Actes 21, 1-26

La rencontre avec Jacques

Dom Claude Jean-Nesmy

Bible chrétienne, tome III*, Commentaires, p. 145s

          C’est une entrevue, courtoise certes, mais avec une certaine réserve due à la différence des points de vue ; il y manque chaleur et spontanéité, si bien qu’on la dirait plus officielle que fraternelle. Cela tient d’abord au caractère même de la rencontre : Jacques a réuni les presbytres ou anciens, et, quel que soit leur ministère exact, ils représentent l’Eglise de Jérusalem, tandis qu’il est spécifié que Paul entra avec nous. Derrière Paul, se profilent tous les païens convertis par ses missions, ce dont les assistants ne peuvent que rendre gloire à Dieu, puisque c’est lui l’auteur de toute conversion.

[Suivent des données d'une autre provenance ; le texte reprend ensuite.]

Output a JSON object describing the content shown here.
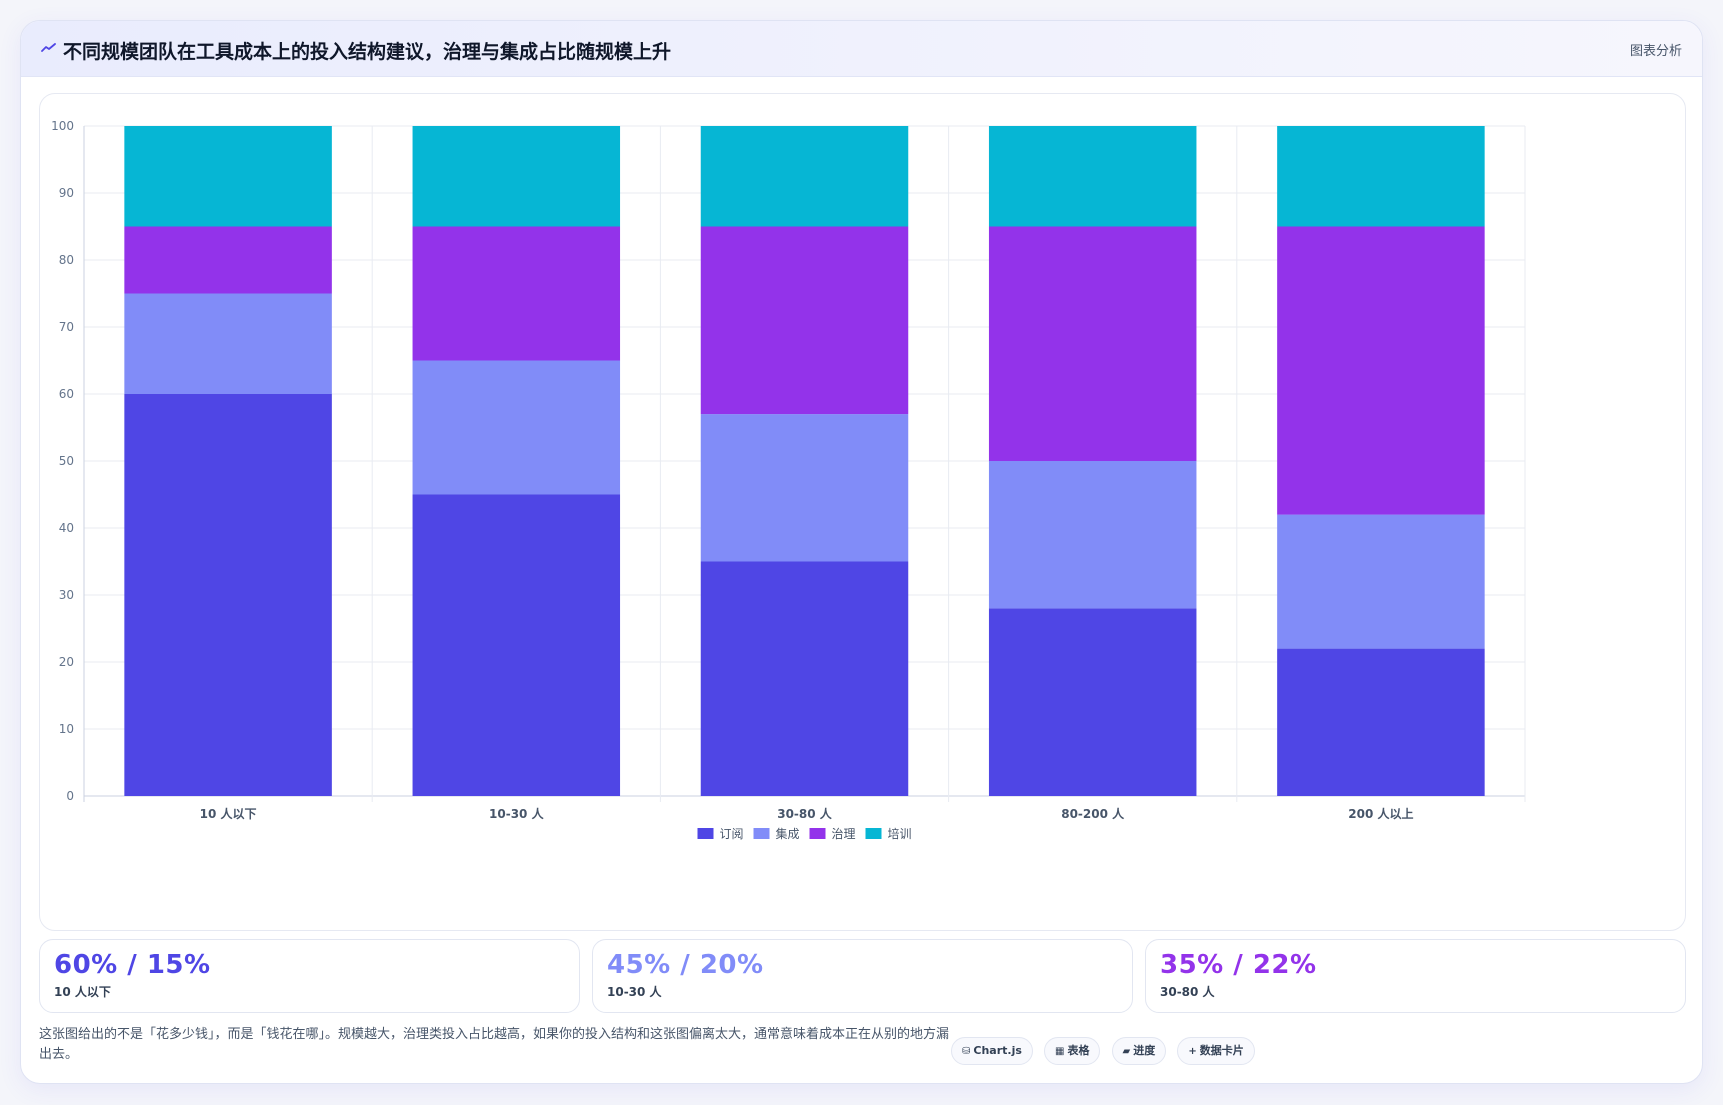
{
  "header": {
    "title": "不同规模团队在工具成本上的投入结构建议，治理与集成占比随规模上升",
    "action_label": "图表分析"
  },
  "chart_data": {
    "type": "bar",
    "stacked": true,
    "categories": [
      "10 人以下",
      "10-30 人",
      "30-80 人",
      "80-200 人",
      "200 人以上"
    ],
    "series": [
      {
        "name": "订阅",
        "color": "#4f46e5",
        "values": [
          60,
          45,
          35,
          28,
          22
        ]
      },
      {
        "name": "集成",
        "color": "#818cf8",
        "values": [
          15,
          20,
          22,
          22,
          20
        ]
      },
      {
        "name": "治理",
        "color": "#9333ea",
        "values": [
          10,
          20,
          28,
          35,
          43
        ]
      },
      {
        "name": "培训",
        "color": "#06b6d4",
        "values": [
          15,
          15,
          15,
          15,
          15
        ]
      }
    ],
    "ylim": [
      0,
      100
    ],
    "yticks": [
      0,
      10,
      20,
      30,
      40,
      50,
      60,
      70,
      80,
      90,
      100
    ],
    "grid": true,
    "legend_position": "bottom"
  },
  "stats": [
    {
      "value": "60% / 15%",
      "label": "10 人以下",
      "color": "#4f46e5"
    },
    {
      "value": "45% / 20%",
      "label": "10-30 人",
      "color": "#818cf8"
    },
    {
      "value": "35% / 22%",
      "label": "30-80 人",
      "color": "#9333ea"
    }
  ],
  "footer": {
    "text": "这张图给出的不是「花多少钱」，而是「钱花在哪」。规模越大，治理类投入占比越高，如果你的投入结构和这张图偏离太大，通常意味着成本正在从别的地方漏出去。"
  },
  "chips": [
    {
      "icon": "⛁",
      "label": "Chart.js"
    },
    {
      "icon": "▦",
      "label": "表格"
    },
    {
      "icon": "▰",
      "label": "进度"
    },
    {
      "icon": "+",
      "label": "数据卡片"
    }
  ]
}
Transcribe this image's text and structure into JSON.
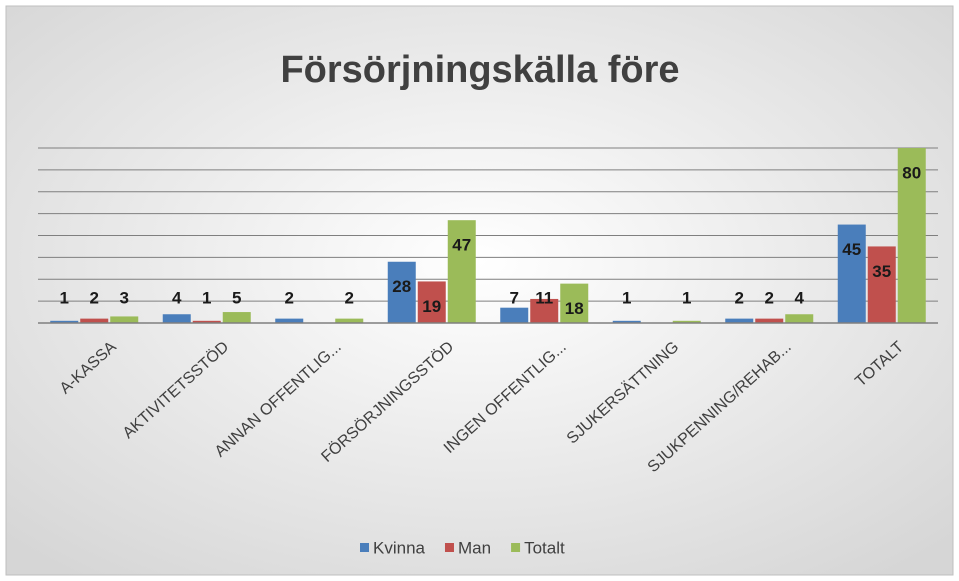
{
  "chart_data": {
    "type": "bar",
    "title": "Försörjningskälla före",
    "categories": [
      "A-KASSA",
      "AKTIVITETSSTÖD",
      "ANNAN OFFENTLIG...",
      "FÖRSÖRJNINGSSTÖD",
      "INGEN OFFENTLIG...",
      "SJUKERSÄTTNING",
      "SJUKPENNING/REHAB...",
      "TOTALT"
    ],
    "series": [
      {
        "name": "Kvinna",
        "color": "#4a7ebb",
        "values": [
          1,
          4,
          2,
          28,
          7,
          1,
          2,
          45
        ]
      },
      {
        "name": "Man",
        "color": "#c0504d",
        "values": [
          2,
          1,
          null,
          19,
          11,
          null,
          2,
          35
        ]
      },
      {
        "name": "Totalt",
        "color": "#9bbb59",
        "values": [
          3,
          5,
          2,
          47,
          18,
          1,
          4,
          80
        ]
      }
    ],
    "ylim": [
      0,
      80
    ],
    "yticks": [
      0,
      10,
      20,
      30,
      40,
      50,
      60,
      70,
      80
    ],
    "grid": true,
    "legend": "bottom"
  }
}
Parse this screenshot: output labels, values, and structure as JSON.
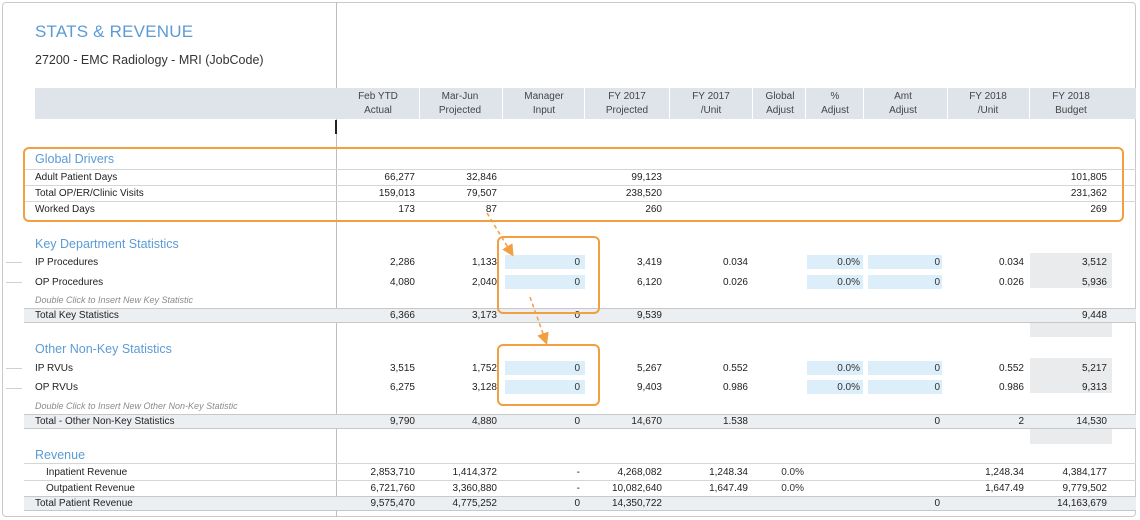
{
  "title": "STATS & REVENUE",
  "subtitle": "27200 - EMC Radiology - MRI (JobCode)",
  "columns": [
    {
      "l1": "Feb YTD",
      "l2": "Actual"
    },
    {
      "l1": "Mar-Jun",
      "l2": "Projected"
    },
    {
      "l1": "Manager",
      "l2": "Input"
    },
    {
      "l1": "FY 2017",
      "l2": "Projected"
    },
    {
      "l1": "FY 2017",
      "l2": "/Unit"
    },
    {
      "l1": "Global",
      "l2": "Adjust"
    },
    {
      "l1": "%",
      "l2": "Adjust"
    },
    {
      "l1": "Amt",
      "l2": "Adjust"
    },
    {
      "l1": "FY 2018",
      "l2": "/Unit"
    },
    {
      "l1": "FY 2018",
      "l2": "Budget"
    }
  ],
  "global_drivers": {
    "title": "Global Drivers",
    "rows": [
      {
        "label": "Adult Patient Days",
        "feb": "66,277",
        "mar": "32,846",
        "fy17": "99,123",
        "fy18": "101,805"
      },
      {
        "label": "Total OP/ER/Clinic Visits",
        "feb": "159,013",
        "mar": "79,507",
        "fy17": "238,520",
        "fy18": "231,362"
      },
      {
        "label": "Worked Days",
        "feb": "173",
        "mar": "87",
        "fy17": "260",
        "fy18": "269"
      }
    ]
  },
  "key_stats": {
    "title": "Key Department Statistics",
    "rows": [
      {
        "label": "IP Procedures",
        "feb": "2,286",
        "mar": "1,133",
        "mgr": "0",
        "fy17": "3,419",
        "unit17": "0.034",
        "pct": "0.0%",
        "amt": "0",
        "unit18": "0.034",
        "fy18": "3,512"
      },
      {
        "label": "OP Procedures",
        "feb": "4,080",
        "mar": "2,040",
        "mgr": "0",
        "fy17": "6,120",
        "unit17": "0.026",
        "pct": "0.0%",
        "amt": "0",
        "unit18": "0.026",
        "fy18": "5,936"
      }
    ],
    "hint": "Double Click to Insert New Key Statistic",
    "total": {
      "label": "Total Key Statistics",
      "feb": "6,366",
      "mar": "3,173",
      "mgr": "0",
      "fy17": "9,539",
      "fy18": "9,448"
    }
  },
  "other_stats": {
    "title": "Other Non-Key Statistics",
    "rows": [
      {
        "label": "IP RVUs",
        "feb": "3,515",
        "mar": "1,752",
        "mgr": "0",
        "fy17": "5,267",
        "unit17": "0.552",
        "pct": "0.0%",
        "amt": "0",
        "unit18": "0.552",
        "fy18": "5,217"
      },
      {
        "label": "OP RVUs",
        "feb": "6,275",
        "mar": "3,128",
        "mgr": "0",
        "fy17": "9,403",
        "unit17": "0.986",
        "pct": "0.0%",
        "amt": "0",
        "unit18": "0.986",
        "fy18": "9,313"
      }
    ],
    "hint": "Double Click to Insert New Other Non-Key Statistic",
    "total": {
      "label": "Total - Other Non-Key Statistics",
      "feb": "9,790",
      "mar": "4,880",
      "mgr": "0",
      "fy17": "14,670",
      "unit17": "1.538",
      "amt": "0",
      "unit18": "2",
      "fy18": "14,530"
    }
  },
  "revenue": {
    "title": "Revenue",
    "rows": [
      {
        "label": "Inpatient Revenue",
        "feb": "2,853,710",
        "mar": "1,414,372",
        "mgr": "-",
        "fy17": "4,268,082",
        "unit17": "1,248.34",
        "glob": "0.0%",
        "unit18": "1,248.34",
        "fy18": "4,384,177"
      },
      {
        "label": "Outpatient Revenue",
        "feb": "6,721,760",
        "mar": "3,360,880",
        "mgr": "-",
        "fy17": "10,082,640",
        "unit17": "1,647.49",
        "glob": "0.0%",
        "unit18": "1,647.49",
        "fy18": "9,779,502"
      }
    ],
    "total": {
      "label": "Total Patient Revenue",
      "feb": "9,575,470",
      "mar": "4,775,252",
      "mgr": "0",
      "fy17": "14,350,722",
      "amt": "0",
      "fy18": "14,163,679"
    }
  },
  "colors": {
    "accent": "#5b9bd5",
    "highlight": "#f0a040",
    "input_cell": "#dbeef9",
    "header_band": "#dfe4ea"
  }
}
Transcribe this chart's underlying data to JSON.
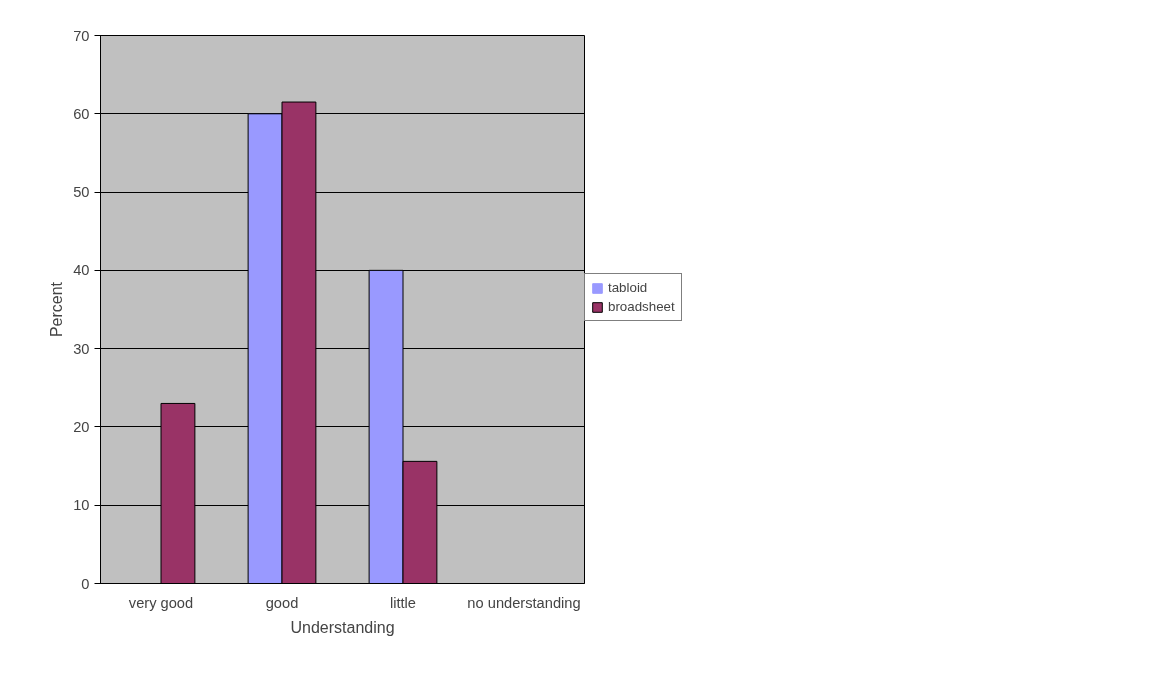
{
  "chart_data": {
    "type": "bar",
    "xlabel": "Understanding",
    "ylabel": "Percent",
    "categories": [
      "very good",
      "good",
      "little",
      "no understanding"
    ],
    "series": [
      {
        "name": "tabloid",
        "color": "#9999ff",
        "values": [
          0,
          60,
          40,
          0
        ]
      },
      {
        "name": "broadsheet",
        "color": "#993366",
        "values": [
          23,
          61.5,
          15.6,
          0
        ]
      }
    ],
    "ylim": [
      0,
      70
    ],
    "yticks": [
      0,
      10,
      20,
      30,
      40,
      50,
      60,
      70
    ],
    "grid": "y",
    "legend": "right"
  }
}
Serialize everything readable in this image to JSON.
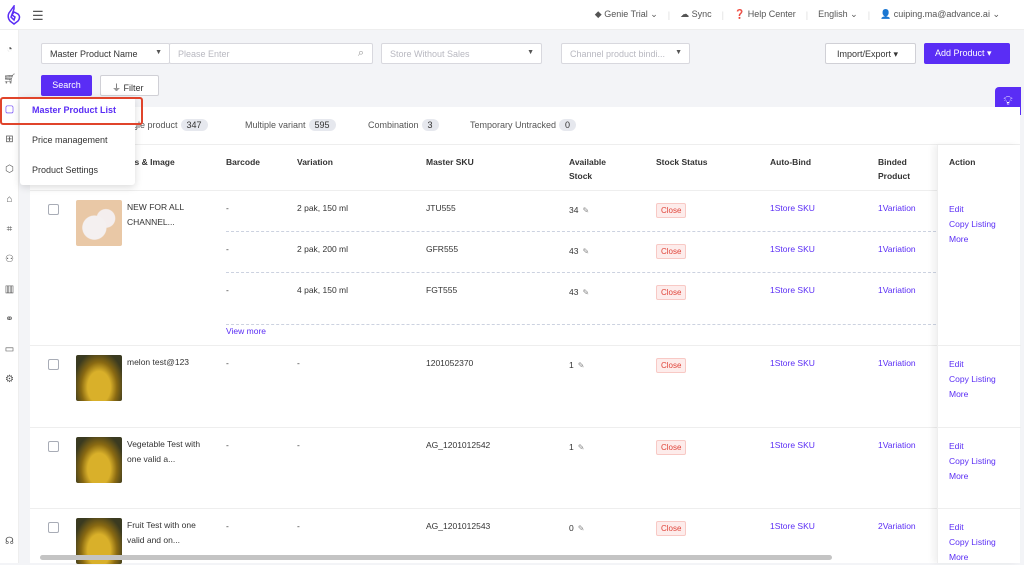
{
  "topbar": {
    "plan": "Genie Trial",
    "sync": "Sync",
    "help": "Help Center",
    "language": "English",
    "user": "cuiping.ma@advance.ai"
  },
  "filters": {
    "field_select": "Master Product Name",
    "search_placeholder": "Please Enter",
    "store_placeholder": "Store Without Sales",
    "channel_placeholder": "Channel product bindi...",
    "search_button": "Search",
    "filter_button": "Filter",
    "import_export": "Import/Export",
    "add_product": "Add Product"
  },
  "menu": {
    "items": [
      {
        "label": "Master Product List",
        "active": true
      },
      {
        "label": "Price management"
      },
      {
        "label": "Product Settings"
      }
    ]
  },
  "tabs": [
    {
      "label": "ngle product",
      "count": "347"
    },
    {
      "label": "Multiple variant",
      "count": "595"
    },
    {
      "label": "Combination",
      "count": "3"
    },
    {
      "label": "Temporary Untracked",
      "count": "0"
    }
  ],
  "columns": {
    "product": "cts & Image",
    "barcode": "Barcode",
    "variation": "Variation",
    "sku": "Master SKU",
    "stock": "Available Stock",
    "status": "Stock Status",
    "autobind": "Auto-Bind",
    "binded": "Binded Product",
    "action": "Action"
  },
  "rows": [
    {
      "name": "NEW FOR ALL CHANNEL...",
      "image": "kitty",
      "variants": [
        {
          "barcode": "-",
          "variation": "2 pak, 150 ml",
          "sku": "JTU555",
          "stock": "34",
          "status": "Close",
          "autobind": "1Store SKU",
          "binded": "1Variation"
        },
        {
          "barcode": "-",
          "variation": "2 pak, 200 ml",
          "sku": "GFR555",
          "stock": "43",
          "status": "Close",
          "autobind": "1Store SKU",
          "binded": "1Variation"
        },
        {
          "barcode": "-",
          "variation": "4 pak, 150 ml",
          "sku": "FGT555",
          "stock": "43",
          "status": "Close",
          "autobind": "1Store SKU",
          "binded": "1Variation"
        }
      ],
      "view_more": "View more"
    },
    {
      "name": "melon test@123",
      "image": "oil",
      "variants": [
        {
          "barcode": "-",
          "variation": "-",
          "sku": "1201052370",
          "stock": "1",
          "status": "Close",
          "autobind": "1Store SKU",
          "binded": "1Variation"
        }
      ]
    },
    {
      "name": "Vegetable Test with one valid a...",
      "image": "oil",
      "variants": [
        {
          "barcode": "-",
          "variation": "-",
          "sku": "AG_1201012542",
          "stock": "1",
          "status": "Close",
          "autobind": "1Store SKU",
          "binded": "1Variation"
        }
      ]
    },
    {
      "name": "Fruit Test with one valid and on...",
      "image": "oil",
      "variants": [
        {
          "barcode": "-",
          "variation": "-",
          "sku": "AG_1201012543",
          "stock": "0",
          "status": "Close",
          "autobind": "1Store SKU",
          "binded": "2Variation"
        }
      ]
    }
  ],
  "actions": {
    "edit": "Edit",
    "copy": "Copy Listing",
    "more": "More"
  },
  "colors": {
    "accent": "#5a2df5",
    "danger": "#e0443a"
  }
}
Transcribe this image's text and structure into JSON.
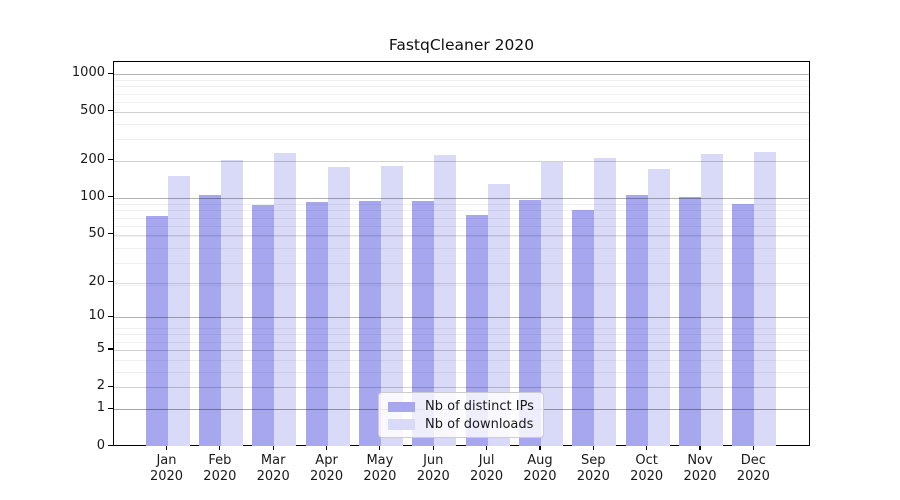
{
  "chart_data": {
    "type": "bar",
    "title": "FastqCleaner 2020",
    "categories": [
      "Jan",
      "Feb",
      "Mar",
      "Apr",
      "May",
      "Jun",
      "Jul",
      "Aug",
      "Sep",
      "Oct",
      "Nov",
      "Dec"
    ],
    "category_year": "2020",
    "series": [
      {
        "name": "Nb of distinct IPs",
        "color": "#a7a7f0",
        "values": [
          71,
          106,
          88,
          92,
          95,
          94,
          73,
          96,
          80,
          105,
          102,
          89
        ]
      },
      {
        "name": "Nb of downloads",
        "color": "#d9d9f8",
        "values": [
          152,
          205,
          230,
          178,
          180,
          222,
          130,
          196,
          212,
          172,
          227,
          236
        ]
      }
    ],
    "xlabel": "",
    "ylabel": "",
    "y_ticks": [
      0,
      1,
      2,
      5,
      10,
      20,
      50,
      100,
      200,
      500,
      1000
    ],
    "y_scale": "log10(1+y)",
    "ylim": [
      0,
      1250
    ],
    "grid": true,
    "legend_position": "lower center",
    "colors": {
      "axis": "#000000",
      "text": "#1a1a1a",
      "grid_major": "#b0b0b0",
      "grid_mid": "#dddddd",
      "grid_minor": "#efefef",
      "legend_border": "#cccccc",
      "background": "#ffffff"
    }
  }
}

          Or, tout en mettant prudemment l’accusation au compte des chrétiens d’origine juive, Jacques ne s’en livre pas moins à un interrogatoire quasi judiciaire : Qu’en est-il ? C’est faire sienne la question qui est grave, puisqu’à son propos est prononcé le mot d’apostasie (ils se sont détournés de Moïse, ils l’ont abandonné !). Certes Jacques ne remet pas en cause les décisions de la réunion de Jérusalem : Quant aux païens, nous leur avons écrit nos décisions. Seulement, Jacques semble restreindre la liberté vis-à-vis de la Loi de Moïse aux seuls chrétiens venus du paganisme, et tenir que les judéo-chrétiens n’en étaient pas pour autant dispensés, à commencer par Paul lui-même, dont il espère bien qu’il marche lui aussi en gardant la Loi. Ce dut être pour Paul un grand sacrifice, que de se soumettre à ce qu’on lui demandait : faire un vœu et se présenter dans le Temple pour payer se redevance et celle des autres frères, alors qu’il refusera violemment toute obligation à l’égard de la Loi, comme une sorte d’apostasie du Christ et de sa rédemption toute gratuite. Sur la base d’une même décision formulée à la réunion de Jérusalem, on a là une différence d’interprétation, que nous trouverons formulée d’une part dans la lettre de saint Jacques, et, de l’autre, dans les lettres de Paul aux Galates et aux Romains. On voit qu’il y a là place pour un certain éventail d’opinions et de conduites, qui n’est pas pour autant pluralisme à tout va, et qui permet de ne pas tout réduire au monolithisme de notre propre façon de voir, en anathématisant tout autre position.